By: Jamshid Ghazi Askar, Deseret News
Eleven years after writing “Queen Bees and Wannabes,”
about the social lives of tween and teen girls, Rosalind Wiseman has now given the same treatment to boys with the new book “Masterminds and Wingmen.”
The "Today Show" website published an excerpt of this latest book
in which the author examines the relationship between boys and authority figures.
“Boys have a strong response to authority figures who discipline them fairly, even if they hate the punishment,” Wiseman wrote in that excerpt. “People in positions of authority are important to boys. Boys accord an adult great respect if they believe in the person's honor. They burn with resentment when they are under the control of an adult who abuses his or her authority and then take these experiences and often assume other adults will act the same way.”
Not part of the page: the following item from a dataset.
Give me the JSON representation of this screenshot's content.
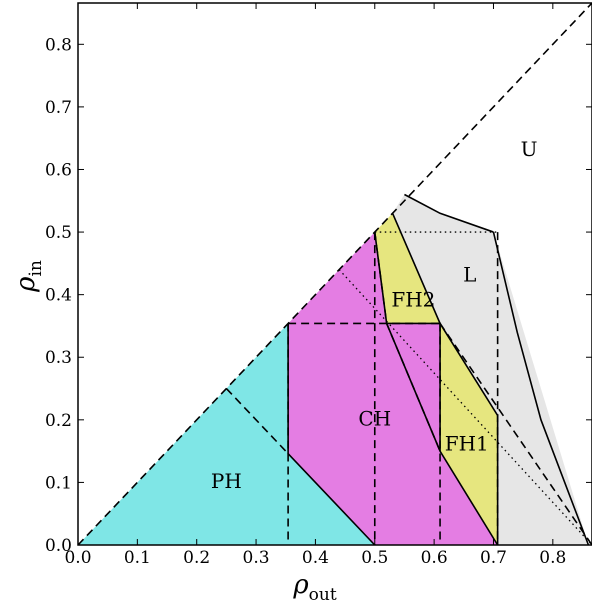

In a recent interview with The Atlantic
, Wiseman talked about circumstances in which educators - perhaps even inadvertently - end up sending mixed messages to boys.
Wiseman told The Atlantic, "Much of how our educational system is structured - from the way boys are taught academics, to the lack of training we give teachers to be ethical competent authority figures who not only know their subject matter but are engaging educators, to the way the minority of boys who do abuse power so often regularly get away or are disciplined in a way that only shows how powerless the adults are to truly hold them accountable - all too often schools are the place boys learn that the overall culture they will grow up in restricts their creativity and makes it as difficult as possible to come into their masculinity in healthy ways."